Most (80.7%) children reported 3 or more side effects. The manifested symptoms showed significant association with age (P<0.001), the highest frequency being observed in the 10–14 age group, followed by children younger than 10 years. The reporting of abdominal pain (χ2=10.6, P=0.005), vomiting (χ2=9.08, P=0.01), nausea (χ2=8.57, P=0.01), bloody stool (χ2=10.23, P=0.006), headache (χ2=7.75, P=0.02), dizziness (χ2=6.86, P=0.032) and fatigue(χ2=7.24, P=0.027) were significantly associated with pre-treatment intensity level.

4. Discussion

In this study, an overall schistosomiasis mansoni cure rate of 73.6% and egg reduction rate of 68.2% were observed for the PZQ (Medochemie Ltd, Limassol) administered in a single oral dose at 40mg/kg body weight and evaluated 4 weeks post-treatment. These values are in general within the usual cure rate ranges (63–95%) of PZQ against S. mansoni reported in different epidemiological settings[4],[26][28]. Some previous studies have reported efficacy higher than 85% for PZQ[29][34], while others have reported lower (<63%) efficacy for the drug[13][21],[35],[36]. Such variations might be attributable to differences in the number of treatment, factors related to the host, parasite, and drugs or to the methodology.

The efficacy of the PZQ observed in the present study was relatively lower and this is partially explained by a single administration of the drug.
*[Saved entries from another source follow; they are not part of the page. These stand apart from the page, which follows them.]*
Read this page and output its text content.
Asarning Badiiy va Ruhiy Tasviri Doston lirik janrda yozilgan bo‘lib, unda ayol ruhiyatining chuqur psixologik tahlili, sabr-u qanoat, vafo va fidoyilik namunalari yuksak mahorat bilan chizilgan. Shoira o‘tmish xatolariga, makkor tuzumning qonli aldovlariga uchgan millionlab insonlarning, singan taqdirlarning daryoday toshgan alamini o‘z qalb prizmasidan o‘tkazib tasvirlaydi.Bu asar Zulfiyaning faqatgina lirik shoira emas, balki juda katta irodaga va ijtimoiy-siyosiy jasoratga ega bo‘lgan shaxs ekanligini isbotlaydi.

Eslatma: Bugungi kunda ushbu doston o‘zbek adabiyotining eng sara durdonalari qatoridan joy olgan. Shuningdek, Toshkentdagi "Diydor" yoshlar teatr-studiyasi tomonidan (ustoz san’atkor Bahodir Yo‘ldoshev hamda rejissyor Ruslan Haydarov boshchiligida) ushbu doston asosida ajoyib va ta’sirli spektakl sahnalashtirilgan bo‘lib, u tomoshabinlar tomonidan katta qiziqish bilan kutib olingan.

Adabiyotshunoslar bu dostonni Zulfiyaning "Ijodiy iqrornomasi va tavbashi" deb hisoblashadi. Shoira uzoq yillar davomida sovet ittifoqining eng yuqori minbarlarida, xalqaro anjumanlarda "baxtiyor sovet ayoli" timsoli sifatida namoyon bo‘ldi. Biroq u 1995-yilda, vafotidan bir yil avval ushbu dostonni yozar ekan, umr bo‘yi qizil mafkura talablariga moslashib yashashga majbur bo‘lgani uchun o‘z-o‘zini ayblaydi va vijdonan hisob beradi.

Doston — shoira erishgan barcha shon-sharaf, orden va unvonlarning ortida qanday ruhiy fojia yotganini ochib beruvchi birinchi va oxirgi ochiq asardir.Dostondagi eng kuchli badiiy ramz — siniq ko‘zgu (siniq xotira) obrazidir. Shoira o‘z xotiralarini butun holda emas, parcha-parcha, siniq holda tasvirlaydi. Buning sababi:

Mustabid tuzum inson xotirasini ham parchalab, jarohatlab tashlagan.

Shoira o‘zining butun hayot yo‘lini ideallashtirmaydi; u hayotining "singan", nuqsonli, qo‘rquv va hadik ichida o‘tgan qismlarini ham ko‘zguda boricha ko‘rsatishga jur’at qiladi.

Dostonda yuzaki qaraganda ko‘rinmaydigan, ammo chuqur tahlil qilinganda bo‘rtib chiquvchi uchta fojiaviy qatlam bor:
Unlike a single administration in the present study, most of the previous studies that have reported high efficacy of PZQ administered two or three treatments spaced at certain time intervals[16],[21],[31],[37],[38]. In areas with heavy transmission of schistosomiasis, it has been suggested that people might have been infected in the previous 3–5 weeks. Hence, such patients would harbor immature schistosomes that are less susceptible to PZQ [7],[39][41]. These immature stages have the high chance to survive a single treatment and mature to deposit eggs in the subsequent weeks. Also, high percent of S. mansoni infection (74.9%) in general and heavy infection cases (42.4%, 95/224) in particular before treatment in our study population might have decreased the cure rate of the drug. Unlike the present study, previous studies which documented higher efficacy (>85%) for PZQ were conducted in areas of lower S. mansoni prevalence (<51%) and light intensity infection[30][32].

Assessment of S. mansoni infection using a single Kato-Katz slide per individual collected on a single day could be a limitation of this study as some light infections could have been missed[35],[42].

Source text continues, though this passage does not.